Science fiction as the projection of the imaginary possible into the future has been a staple of film since its earliest days, when Jules Verne's From the Earth to the Moon was first filmed in 1902 as Trip to the Moon by Georges Méliès. Prior to 1950, contributions to the sci-fi genre were few: Metropolis by Fritz Lang (1925), Frankenstein by James Wahle (1931), King Kong by Merian Cooper (1933), followed by a handful of mad-scientist-in-the-lab derivatives of Mary Shelley's Frankenstein, or space operas like Flash Gordon, Buck Rogers & Superman serials.
Splitting the atom to bear its twin products of progressive & destructive power gave the seed of fact that produced the huge outburst of radioactive cinema in the 1950s, coupled with the growing sense that we as man are not all alone in the universe, that there are likely other beings inhabiting planets in solar systems beyond ours. Thus, it follows, that our imagined visitors from other planets either took the form of superior beings challenging us to deal rightly with the power we'd achieved, or simply attacked us, often without warning, cinematic postures that today still provide story fodder for a huge number of big-budget films that are often highly successful.
1950/1960 is described as the 'classic era of science fiction B-movies'. What we got with the genre's birth in the 50s was mainly a bunch of low budget films about monsters created either by man's wayward intellect or as by-product of his ignorance in messing round with elemental forces whose powers are beyond our capacity to grasp. Much of the production was in a low-budget form targeted at a teenage audience, intended for adolescent box-office trade. Many were formulaic, gimmicky, comic-book style films. They drew upon political themes or public concerns of the day, including depersonalization, infiltration or fear of nuclear weapons. Invasion was a common theme, as were various threats to humanity.

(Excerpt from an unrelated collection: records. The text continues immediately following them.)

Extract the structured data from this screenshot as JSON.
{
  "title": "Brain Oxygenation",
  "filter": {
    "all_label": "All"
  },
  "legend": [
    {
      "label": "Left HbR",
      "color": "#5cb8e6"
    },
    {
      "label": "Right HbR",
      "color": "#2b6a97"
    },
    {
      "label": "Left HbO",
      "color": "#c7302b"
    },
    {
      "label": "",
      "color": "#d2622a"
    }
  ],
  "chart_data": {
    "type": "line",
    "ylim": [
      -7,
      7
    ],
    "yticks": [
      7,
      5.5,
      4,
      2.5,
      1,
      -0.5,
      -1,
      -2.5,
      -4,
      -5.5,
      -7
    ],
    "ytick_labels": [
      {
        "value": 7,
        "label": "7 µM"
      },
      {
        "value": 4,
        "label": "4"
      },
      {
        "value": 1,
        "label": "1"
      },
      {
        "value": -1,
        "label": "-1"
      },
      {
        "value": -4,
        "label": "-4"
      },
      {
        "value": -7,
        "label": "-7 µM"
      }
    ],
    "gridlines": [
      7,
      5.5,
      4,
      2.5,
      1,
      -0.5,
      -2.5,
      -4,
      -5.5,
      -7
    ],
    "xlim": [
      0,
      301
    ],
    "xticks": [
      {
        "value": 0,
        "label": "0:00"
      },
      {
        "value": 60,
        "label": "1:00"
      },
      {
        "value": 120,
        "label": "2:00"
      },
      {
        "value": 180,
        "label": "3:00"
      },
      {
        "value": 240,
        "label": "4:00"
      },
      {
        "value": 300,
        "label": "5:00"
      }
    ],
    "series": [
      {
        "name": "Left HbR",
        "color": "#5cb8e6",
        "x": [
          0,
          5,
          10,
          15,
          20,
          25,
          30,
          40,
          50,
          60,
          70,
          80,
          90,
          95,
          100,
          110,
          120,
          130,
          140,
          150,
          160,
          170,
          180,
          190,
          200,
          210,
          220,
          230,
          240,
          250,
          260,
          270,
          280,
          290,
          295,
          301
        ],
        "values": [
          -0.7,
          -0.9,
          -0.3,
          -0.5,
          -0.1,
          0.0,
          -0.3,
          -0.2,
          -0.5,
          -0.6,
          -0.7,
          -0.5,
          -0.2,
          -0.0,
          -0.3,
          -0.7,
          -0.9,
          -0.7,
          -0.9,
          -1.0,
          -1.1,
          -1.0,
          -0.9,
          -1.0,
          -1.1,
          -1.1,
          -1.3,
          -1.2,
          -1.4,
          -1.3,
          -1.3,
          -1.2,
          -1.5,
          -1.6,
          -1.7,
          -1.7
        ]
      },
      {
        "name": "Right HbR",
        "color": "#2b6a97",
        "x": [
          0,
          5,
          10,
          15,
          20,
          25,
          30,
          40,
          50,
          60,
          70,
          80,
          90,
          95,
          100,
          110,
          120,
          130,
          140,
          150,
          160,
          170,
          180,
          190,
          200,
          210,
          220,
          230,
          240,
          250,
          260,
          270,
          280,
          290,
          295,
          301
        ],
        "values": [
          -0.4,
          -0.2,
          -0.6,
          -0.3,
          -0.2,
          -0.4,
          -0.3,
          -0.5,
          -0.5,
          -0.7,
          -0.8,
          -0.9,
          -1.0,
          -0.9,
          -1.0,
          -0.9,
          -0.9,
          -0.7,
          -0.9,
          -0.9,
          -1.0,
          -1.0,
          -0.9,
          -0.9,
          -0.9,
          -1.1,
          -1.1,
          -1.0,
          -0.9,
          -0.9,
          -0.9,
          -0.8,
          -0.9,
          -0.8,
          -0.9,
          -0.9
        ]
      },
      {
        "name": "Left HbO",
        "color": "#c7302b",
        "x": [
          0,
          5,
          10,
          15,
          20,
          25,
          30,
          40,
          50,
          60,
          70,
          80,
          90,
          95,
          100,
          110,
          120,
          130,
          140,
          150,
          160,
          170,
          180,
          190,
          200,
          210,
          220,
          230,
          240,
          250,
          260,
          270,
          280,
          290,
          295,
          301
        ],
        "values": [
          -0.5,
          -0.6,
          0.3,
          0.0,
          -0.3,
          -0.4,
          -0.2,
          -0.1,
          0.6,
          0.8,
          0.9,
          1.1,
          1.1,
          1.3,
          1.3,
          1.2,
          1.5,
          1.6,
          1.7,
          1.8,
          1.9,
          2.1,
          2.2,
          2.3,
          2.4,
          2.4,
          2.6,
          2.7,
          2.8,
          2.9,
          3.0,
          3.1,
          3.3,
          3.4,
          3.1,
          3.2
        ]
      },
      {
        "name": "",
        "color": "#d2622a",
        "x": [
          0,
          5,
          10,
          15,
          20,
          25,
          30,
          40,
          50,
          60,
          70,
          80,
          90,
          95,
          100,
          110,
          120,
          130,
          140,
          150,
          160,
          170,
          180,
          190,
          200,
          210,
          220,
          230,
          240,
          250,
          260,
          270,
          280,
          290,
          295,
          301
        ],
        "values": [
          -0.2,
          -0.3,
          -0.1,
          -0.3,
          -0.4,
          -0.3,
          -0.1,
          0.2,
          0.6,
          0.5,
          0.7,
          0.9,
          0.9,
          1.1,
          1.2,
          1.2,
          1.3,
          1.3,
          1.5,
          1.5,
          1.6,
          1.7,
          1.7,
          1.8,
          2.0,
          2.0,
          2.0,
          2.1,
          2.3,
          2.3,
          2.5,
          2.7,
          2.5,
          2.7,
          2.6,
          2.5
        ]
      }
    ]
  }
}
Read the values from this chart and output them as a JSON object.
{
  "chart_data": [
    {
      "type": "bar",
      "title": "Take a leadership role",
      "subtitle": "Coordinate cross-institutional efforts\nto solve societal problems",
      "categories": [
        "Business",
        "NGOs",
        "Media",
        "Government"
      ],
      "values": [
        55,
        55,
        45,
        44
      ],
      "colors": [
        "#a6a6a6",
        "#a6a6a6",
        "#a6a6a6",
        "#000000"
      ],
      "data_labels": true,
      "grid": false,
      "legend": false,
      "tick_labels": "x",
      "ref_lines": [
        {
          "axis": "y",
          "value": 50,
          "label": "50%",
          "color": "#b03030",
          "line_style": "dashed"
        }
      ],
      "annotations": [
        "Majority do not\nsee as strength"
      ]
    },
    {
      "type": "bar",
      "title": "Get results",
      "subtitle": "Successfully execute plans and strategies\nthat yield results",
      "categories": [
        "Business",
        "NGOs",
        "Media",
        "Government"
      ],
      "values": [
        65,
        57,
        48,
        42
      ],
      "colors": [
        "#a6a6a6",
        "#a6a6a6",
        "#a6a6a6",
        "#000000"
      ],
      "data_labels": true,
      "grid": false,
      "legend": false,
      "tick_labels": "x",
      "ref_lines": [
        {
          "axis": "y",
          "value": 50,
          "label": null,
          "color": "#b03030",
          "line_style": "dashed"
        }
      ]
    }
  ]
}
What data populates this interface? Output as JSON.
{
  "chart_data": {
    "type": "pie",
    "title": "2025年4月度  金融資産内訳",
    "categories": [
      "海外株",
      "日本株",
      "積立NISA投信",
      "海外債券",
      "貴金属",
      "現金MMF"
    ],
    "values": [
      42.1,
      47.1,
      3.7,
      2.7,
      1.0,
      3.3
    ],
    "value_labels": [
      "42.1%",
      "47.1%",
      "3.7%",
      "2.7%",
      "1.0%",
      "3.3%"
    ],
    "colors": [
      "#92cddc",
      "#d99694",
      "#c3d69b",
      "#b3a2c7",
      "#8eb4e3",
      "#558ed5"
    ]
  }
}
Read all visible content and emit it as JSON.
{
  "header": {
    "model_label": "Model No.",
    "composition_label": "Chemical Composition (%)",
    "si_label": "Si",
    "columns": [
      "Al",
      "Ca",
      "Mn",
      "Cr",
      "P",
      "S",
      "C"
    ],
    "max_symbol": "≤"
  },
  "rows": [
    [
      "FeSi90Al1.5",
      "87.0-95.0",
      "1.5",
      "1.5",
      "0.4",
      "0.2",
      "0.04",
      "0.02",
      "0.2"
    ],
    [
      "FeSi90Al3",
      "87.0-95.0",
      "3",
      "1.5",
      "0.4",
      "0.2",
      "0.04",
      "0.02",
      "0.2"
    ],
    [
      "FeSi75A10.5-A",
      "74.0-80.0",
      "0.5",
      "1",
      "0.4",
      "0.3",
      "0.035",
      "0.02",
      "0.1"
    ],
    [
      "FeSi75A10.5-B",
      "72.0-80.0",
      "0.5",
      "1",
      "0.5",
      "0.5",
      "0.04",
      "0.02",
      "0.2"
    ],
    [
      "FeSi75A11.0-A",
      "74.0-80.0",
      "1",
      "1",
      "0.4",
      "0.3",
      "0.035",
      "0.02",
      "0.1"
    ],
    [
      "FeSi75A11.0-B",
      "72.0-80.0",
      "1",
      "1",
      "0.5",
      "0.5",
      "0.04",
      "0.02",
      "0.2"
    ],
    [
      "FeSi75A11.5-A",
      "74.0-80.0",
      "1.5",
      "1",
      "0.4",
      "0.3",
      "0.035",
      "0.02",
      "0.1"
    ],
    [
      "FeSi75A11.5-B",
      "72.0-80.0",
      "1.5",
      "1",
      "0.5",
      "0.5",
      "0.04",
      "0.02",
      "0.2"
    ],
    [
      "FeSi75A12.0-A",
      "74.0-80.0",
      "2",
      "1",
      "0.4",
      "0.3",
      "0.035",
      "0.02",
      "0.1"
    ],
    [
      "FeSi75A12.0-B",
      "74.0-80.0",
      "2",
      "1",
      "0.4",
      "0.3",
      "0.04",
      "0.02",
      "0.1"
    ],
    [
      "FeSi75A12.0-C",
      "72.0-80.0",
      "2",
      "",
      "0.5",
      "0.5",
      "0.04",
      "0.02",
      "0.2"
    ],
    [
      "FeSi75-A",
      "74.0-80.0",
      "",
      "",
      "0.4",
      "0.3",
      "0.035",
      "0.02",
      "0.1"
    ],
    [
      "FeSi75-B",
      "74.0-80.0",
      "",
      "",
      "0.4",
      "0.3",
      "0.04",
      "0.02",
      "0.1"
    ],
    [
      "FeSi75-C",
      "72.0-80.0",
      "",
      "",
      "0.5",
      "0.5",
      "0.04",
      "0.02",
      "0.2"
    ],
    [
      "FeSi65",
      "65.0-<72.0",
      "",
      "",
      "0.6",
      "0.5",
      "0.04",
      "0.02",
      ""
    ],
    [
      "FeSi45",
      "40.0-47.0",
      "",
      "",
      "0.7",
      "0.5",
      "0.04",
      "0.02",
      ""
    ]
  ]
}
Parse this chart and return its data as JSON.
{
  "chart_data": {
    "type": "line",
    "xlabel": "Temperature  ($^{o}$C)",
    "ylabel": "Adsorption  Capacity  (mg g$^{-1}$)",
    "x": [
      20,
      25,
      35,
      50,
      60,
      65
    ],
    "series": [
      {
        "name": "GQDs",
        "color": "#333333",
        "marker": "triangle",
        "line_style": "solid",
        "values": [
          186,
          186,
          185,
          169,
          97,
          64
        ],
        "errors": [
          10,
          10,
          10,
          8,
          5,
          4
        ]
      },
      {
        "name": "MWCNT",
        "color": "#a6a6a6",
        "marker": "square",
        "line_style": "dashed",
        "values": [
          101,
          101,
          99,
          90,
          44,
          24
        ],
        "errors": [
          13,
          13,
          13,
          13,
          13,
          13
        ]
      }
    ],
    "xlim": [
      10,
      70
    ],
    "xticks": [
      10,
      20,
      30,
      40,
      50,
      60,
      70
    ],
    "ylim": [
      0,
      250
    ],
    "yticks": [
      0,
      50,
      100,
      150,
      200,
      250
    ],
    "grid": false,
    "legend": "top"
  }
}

Fear is a stuff that drives box-office adrenaline. Either for our heart's escape or to prove to ourselves that what we fear is fairly insignificant beside the fear of being confronted by..... what? some weird, deadly, unknown creature? We like to be shocked or scared. Perhaps it is because an imaginary or created sensation will inoculate us to "the thousand natural shocks that flesh is heir to".